RACINE — The Siena Catholic Schools of Racine group is making some final adjustments before it becomes fully implemented in July. Recently, grading and assessment have been put under the microscope.
Teachers and administrators have been participating in multiday professional development sessions in order to learn better practices and techniques to help with student growth.
The Archdiocese of Milwaukee has distributed assessment and grading “guidelines” to teachers and principals in an effort to improve student achievement.
Brenda White, president of Siena Catholic Schools, said an archdiocesan task force was created to evaluate the best grading and assessment practices for teachers, and has been involving local schools in the discussion.
According to the “Assessment and Grading” document obtained by The Journal Times, the archdiocese has a series of guiding principles, best practices and discontinued practices that it hopes will help teachers in the classroom.
“It’s a set of guiding beliefs about what the Archdiocese of Milwaukee believes is best to facilitate student learning,” White said. “They’re not a specific set of policies.”
Some of the bullet points under “best practices” are fairly benign, stating “Teachers will allow students to demonstrate their learning in a variety of ways” or “Teachers will provide opportunities for practice, retakes and revisions.”
However there are some points under “Discontinued practices” that may surprise some parents.
Those points include “Teachers will not determine grades based on the mathematical average of scores earned over time” or “Teachers will not consider behavior, effort attendance, class participation, missing work or extra credit when determining academic grades.”

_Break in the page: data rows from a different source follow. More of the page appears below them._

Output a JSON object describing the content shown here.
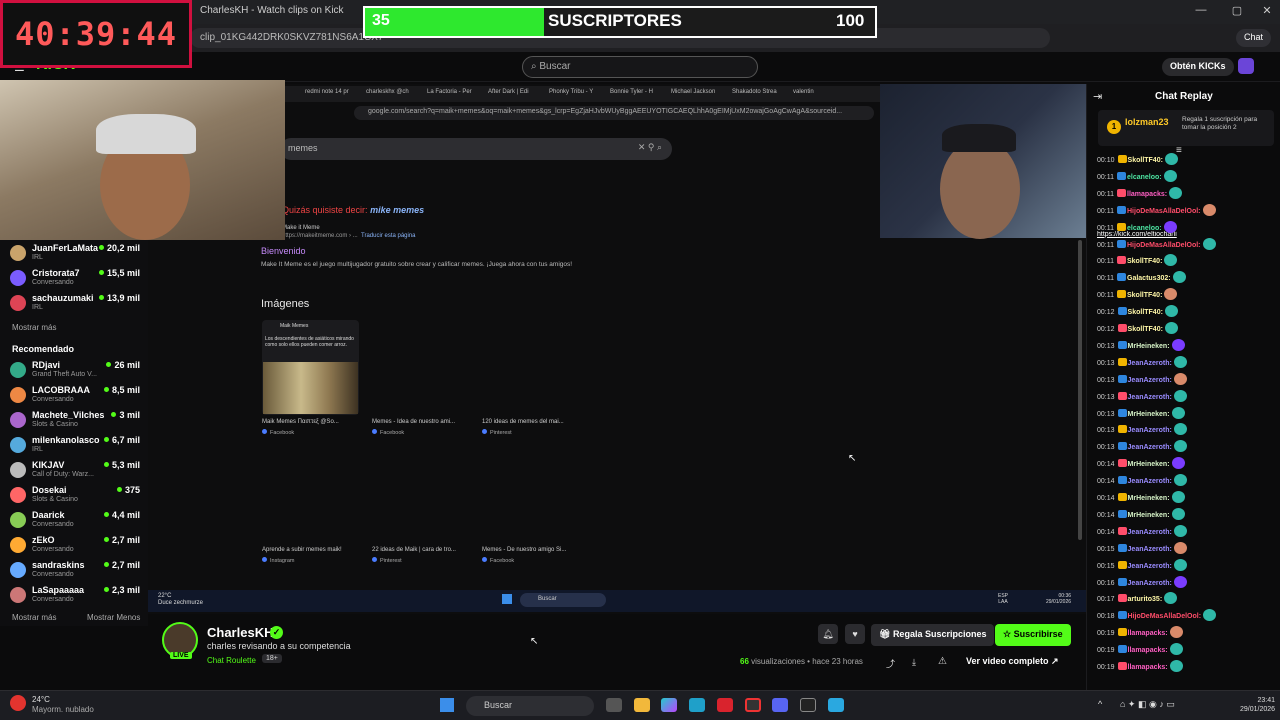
{
  "browser": {
    "tab_title": "CharlesKH - Watch clips on Kick",
    "url": "clip_01KG442DRK0SKVZ781NS6A1CX7",
    "chat_button": "Chat"
  },
  "timer": {
    "value": "40:39:44"
  },
  "subs_goal": {
    "current": "35",
    "label": "SUSCRIPTORES",
    "goal": "100",
    "progress": 0.35
  },
  "topbar": {
    "logo": "KICK",
    "search_placeholder": "Buscar",
    "kicks_button": "Obtén KICKs"
  },
  "sidebar": {
    "following": [
      {
        "name": "JuanFerLaMata",
        "category": "IRL",
        "viewers": "20,2 mil"
      },
      {
        "name": "Cristorata7",
        "category": "Conversando",
        "viewers": "15,5 mil"
      },
      {
        "name": "sachauzumaki",
        "category": "IRL",
        "viewers": "13,9 mil"
      }
    ],
    "show_more": "Mostrar más",
    "recommended_title": "Recomendado",
    "recommended": [
      {
        "name": "RDjavi",
        "category": "Grand Theft Auto V...",
        "viewers": "26 mil"
      },
      {
        "name": "LACOBRAAA",
        "category": "Conversando",
        "viewers": "8,5 mil"
      },
      {
        "name": "Machete_Vilches",
        "category": "Slots & Casino",
        "viewers": "3 mil"
      },
      {
        "name": "milenkanolasco",
        "category": "IRL",
        "viewers": "6,7 mil"
      },
      {
        "name": "KIKJAV",
        "category": "Call of Duty: Warz...",
        "viewers": "5,3 mil"
      },
      {
        "name": "Dosekai",
        "category": "Slots & Casino",
        "viewers": "375"
      },
      {
        "name": "Daarick",
        "category": "Conversando",
        "viewers": "4,4 mil"
      },
      {
        "name": "zEkO",
        "category": "Conversando",
        "viewers": "2,7 mil"
      },
      {
        "name": "sandraskins",
        "category": "Conversando",
        "viewers": "2,7 mil"
      },
      {
        "name": "LaSapaaaaa",
        "category": "Conversando",
        "viewers": "2,3 mil"
      }
    ],
    "show_less": "Mostrar Menos"
  },
  "video": {
    "tabs": [
      "redmi note 14 pr",
      "charleskhx @ch",
      "La Factoria - Per",
      "After Dark | Edi",
      "Phonky Tribu - Y",
      "Bonnie Tyler - H",
      "Michael Jackson",
      "Shakadoto Strea",
      "valentin"
    ],
    "url": "google.com/search?q=maik+memes&oq=maik+memes&gs_lcrp=EgZjaHJvbWUyBggAEEUYOTIGCAEQLhhA0gEIMjUxM2owajGoAgCwAgA&sourceid...",
    "query": "memes",
    "did_you_mean": "Quizás quisiste decir:",
    "suggestion": "mike memes",
    "result_site": "Make it Meme",
    "result_url": "https://makeitmeme.com › ...",
    "translate": "Traducir esta página",
    "result_title": "Bienvenido",
    "result_desc": "Make It Meme es el juego multijugador gratuito sobre crear y calificar memes. ¡Juega ahora con tus amigos!",
    "images_heading": "Imágenes",
    "meme_page": "Maik Memes",
    "meme_text": "Los descendientes de asiáticos mirando como solo ellos pueden comer arroz.",
    "images_row1": [
      {
        "caption": "Maik Memes Παιπτεξ @So...",
        "source": "Facebook"
      },
      {
        "caption": "Memes - Idea de nuestro ami...",
        "source": "Facebook"
      },
      {
        "caption": "120 ideas de memes del mai...",
        "source": "Pinterest"
      }
    ],
    "images_row2": [
      {
        "caption": "Aprende a subir memes maik!",
        "source": "Instagram"
      },
      {
        "caption": "22 ideas de Maik | cara de tro...",
        "source": "Pinterest"
      },
      {
        "caption": "Memes - De nuestro amigo Si...",
        "source": "Facebook"
      }
    ],
    "taskbar_weather": "22°C",
    "taskbar_weather_desc": "Duce zechmurze",
    "taskbar_search": "Buscar",
    "taskbar_lang": "ESP",
    "taskbar_lang2": "LAA",
    "taskbar_time": "00:36",
    "taskbar_date": "29/01/2026"
  },
  "stream": {
    "name": "CharlesKH",
    "title": "charles revisando a su competencia",
    "category": "Chat Roulette",
    "age": "18+",
    "live": "LIVE",
    "gift_button": "Regala Suscripciones",
    "subscribe_button": "Suscribirse",
    "views_count": "66",
    "views_label": "visualizaciones",
    "ago": "hace 23 horas",
    "full_video": "Ver video completo"
  },
  "chat": {
    "title": "Chat Replay",
    "pinned_user": "lolzman23",
    "pinned_count": "1",
    "pinned_msg": "Regala 1 suscripción para tomar la posición 2",
    "messages": [
      {
        "time": "00:10",
        "user": "SkollTF40:",
        "color": "#fff7a8"
      },
      {
        "time": "00:11",
        "user": "elcaneloo:",
        "color": "#4ce3a1"
      },
      {
        "time": "00:11",
        "user": "llamapacks:",
        "color": "#ff5fc3",
        "text": "https://kick.com/eltiocharli"
      },
      {
        "time": "00:11",
        "user": "HijoDeMasAllaDelOol:",
        "color": "#ff4d6a"
      },
      {
        "time": "00:11",
        "user": "elcaneloo:",
        "color": "#4ce3a1"
      },
      {
        "time": "00:11",
        "user": "HijoDeMasAllaDelOol:",
        "color": "#ff4d6a"
      },
      {
        "time": "00:11",
        "user": "SkollTF40:",
        "color": "#fff7a8"
      },
      {
        "time": "00:11",
        "user": "Galactus302:",
        "color": "#fff7a8"
      },
      {
        "time": "00:11",
        "user": "SkollTF40:",
        "color": "#fff7a8"
      },
      {
        "time": "00:12",
        "user": "SkollTF40:",
        "color": "#fff7a8"
      },
      {
        "time": "00:12",
        "user": "SkollTF40:",
        "color": "#fff7a8"
      },
      {
        "time": "00:13",
        "user": "MrHeineken:",
        "color": "#d8f5c8"
      },
      {
        "time": "00:13",
        "user": "JeanAzeroth:",
        "color": "#9a8cff"
      },
      {
        "time": "00:13",
        "user": "JeanAzeroth:",
        "color": "#9a8cff"
      },
      {
        "time": "00:13",
        "user": "JeanAzeroth:",
        "color": "#9a8cff"
      },
      {
        "time": "00:13",
        "user": "MrHeineken:",
        "color": "#d8f5c8"
      },
      {
        "time": "00:13",
        "user": "JeanAzeroth:",
        "color": "#9a8cff"
      },
      {
        "time": "00:13",
        "user": "JeanAzeroth:",
        "color": "#9a8cff"
      },
      {
        "time": "00:14",
        "user": "MrHeineken:",
        "color": "#d8f5c8"
      },
      {
        "time": "00:14",
        "user": "JeanAzeroth:",
        "color": "#9a8cff"
      },
      {
        "time": "00:14",
        "user": "MrHeineken:",
        "color": "#d8f5c8"
      },
      {
        "time": "00:14",
        "user": "MrHeineken:",
        "color": "#d8f5c8"
      },
      {
        "time": "00:14",
        "user": "JeanAzeroth:",
        "color": "#9a8cff"
      },
      {
        "time": "00:15",
        "user": "JeanAzeroth:",
        "color": "#9a8cff"
      },
      {
        "time": "00:15",
        "user": "JeanAzeroth:",
        "color": "#9a8cff"
      },
      {
        "time": "00:16",
        "user": "JeanAzeroth:",
        "color": "#9a8cff"
      },
      {
        "time": "00:17",
        "user": "arturito35:",
        "color": "#fff7a8"
      },
      {
        "time": "00:18",
        "user": "HijoDeMasAllaDelOol:",
        "color": "#ff4d6a"
      },
      {
        "time": "00:19",
        "user": "llamapacks:",
        "color": "#ff5fc3"
      },
      {
        "time": "00:19",
        "user": "llamapacks:",
        "color": "#ff5fc3"
      },
      {
        "time": "00:19",
        "user": "llamapacks:",
        "color": "#ff5fc3"
      }
    ]
  },
  "taskbar": {
    "weather_temp": "24°C",
    "weather_desc": "Mayorm. nublado",
    "search": "Buscar",
    "time": "23:41",
    "date": "29/01/2026"
  },
  "colors": {
    "accent": "#53fc18",
    "timer_border": "#d0103f"
  }
}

Todd Willems, director of schools for Siena Catholic Schools, said this document is “not a mandate” on teachers.
“This is not something the Archdiocese has come out and said ‘Every school must do this in this exact way.’ It’s guidance for principals to help work with their teachers,” Willems said. “As we bring our schools together, we’re definitely continuing to talk about our assessment practices and understanding and learning where each of our schools are at.”

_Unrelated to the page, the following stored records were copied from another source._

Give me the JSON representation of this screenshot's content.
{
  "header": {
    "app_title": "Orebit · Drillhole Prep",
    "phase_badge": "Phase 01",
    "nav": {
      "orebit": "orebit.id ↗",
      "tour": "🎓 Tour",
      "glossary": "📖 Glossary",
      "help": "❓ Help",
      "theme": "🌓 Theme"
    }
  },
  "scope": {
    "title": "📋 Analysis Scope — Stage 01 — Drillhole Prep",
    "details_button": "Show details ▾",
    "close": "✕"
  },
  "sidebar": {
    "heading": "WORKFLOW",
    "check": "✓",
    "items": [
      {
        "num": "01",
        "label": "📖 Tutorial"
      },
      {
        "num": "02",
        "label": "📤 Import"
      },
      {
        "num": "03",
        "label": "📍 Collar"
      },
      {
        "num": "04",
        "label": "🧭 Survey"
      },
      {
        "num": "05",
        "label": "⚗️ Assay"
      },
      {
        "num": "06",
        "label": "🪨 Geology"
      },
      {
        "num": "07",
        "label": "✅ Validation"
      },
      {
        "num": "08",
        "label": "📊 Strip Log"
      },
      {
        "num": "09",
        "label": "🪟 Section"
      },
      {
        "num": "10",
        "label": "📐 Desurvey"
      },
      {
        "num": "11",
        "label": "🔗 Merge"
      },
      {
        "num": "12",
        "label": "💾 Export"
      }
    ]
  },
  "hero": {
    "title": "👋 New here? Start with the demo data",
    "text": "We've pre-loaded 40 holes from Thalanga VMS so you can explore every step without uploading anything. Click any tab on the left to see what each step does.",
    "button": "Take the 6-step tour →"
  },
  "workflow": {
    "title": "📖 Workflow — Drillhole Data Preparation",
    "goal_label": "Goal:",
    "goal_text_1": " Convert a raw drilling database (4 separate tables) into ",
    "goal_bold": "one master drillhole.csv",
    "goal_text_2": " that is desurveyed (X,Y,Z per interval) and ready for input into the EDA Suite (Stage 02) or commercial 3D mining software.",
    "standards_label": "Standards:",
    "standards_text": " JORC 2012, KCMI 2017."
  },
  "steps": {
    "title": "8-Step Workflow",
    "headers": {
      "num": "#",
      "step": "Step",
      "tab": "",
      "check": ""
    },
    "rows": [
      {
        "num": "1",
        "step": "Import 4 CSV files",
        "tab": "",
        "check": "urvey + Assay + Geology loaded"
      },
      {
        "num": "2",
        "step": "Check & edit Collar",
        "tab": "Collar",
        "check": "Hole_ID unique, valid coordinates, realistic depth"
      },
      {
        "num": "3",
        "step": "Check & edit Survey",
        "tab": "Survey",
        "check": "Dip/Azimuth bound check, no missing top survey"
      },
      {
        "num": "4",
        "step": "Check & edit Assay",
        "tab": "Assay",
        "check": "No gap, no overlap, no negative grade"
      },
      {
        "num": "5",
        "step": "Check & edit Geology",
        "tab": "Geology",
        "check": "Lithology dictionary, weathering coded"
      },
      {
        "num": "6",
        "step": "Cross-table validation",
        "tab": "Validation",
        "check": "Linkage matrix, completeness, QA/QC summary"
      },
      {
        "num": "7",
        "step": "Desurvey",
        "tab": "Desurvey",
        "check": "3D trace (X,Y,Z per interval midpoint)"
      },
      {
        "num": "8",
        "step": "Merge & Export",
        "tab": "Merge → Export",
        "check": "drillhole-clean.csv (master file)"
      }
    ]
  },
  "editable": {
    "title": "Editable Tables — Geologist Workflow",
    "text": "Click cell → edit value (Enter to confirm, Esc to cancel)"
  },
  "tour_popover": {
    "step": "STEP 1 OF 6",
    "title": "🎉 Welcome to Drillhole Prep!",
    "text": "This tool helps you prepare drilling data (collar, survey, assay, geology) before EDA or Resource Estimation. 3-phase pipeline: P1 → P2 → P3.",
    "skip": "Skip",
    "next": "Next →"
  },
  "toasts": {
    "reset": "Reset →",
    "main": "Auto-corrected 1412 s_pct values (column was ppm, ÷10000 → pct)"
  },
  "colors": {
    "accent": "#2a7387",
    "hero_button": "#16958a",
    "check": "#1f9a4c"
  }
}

Willems said changing assessment practices is “truly a national discussion in the field of education.”
“We’re going to be spending more time in professional development next year,” Willems said. “Focusing on really understanding the data that our assessment gives us and how to use that to drive student learning. This will be a piece of our continued guide or policy set as much as it is just things we believe about grading.”
Earlier this month, White said, teachers spent two “in-service” days discussing various practices in regards to grading.
“I see our teachers across our six schools in Racine very engaged in this discussion, and very collaborative in the dialogue with each other, and I think that’s a good thing,” White said. “If you’ve been a teacher for 20 years and assessing and grading in a certain way, changing that takes work and it takes discussion and it takes learning from each other.”
This school year, White said, is an “on-boarding” year before Siena Catholic Schools goes into effect and the archdiocese is making sure the teachers and administration are ready for the new change.
“Any time you implement a change in practice, it has to be an incremental way of helping bring people along,” White said.
Both White and Willems said they are finalizing details about Siena Catholic Schools that will be shared with the public in the future.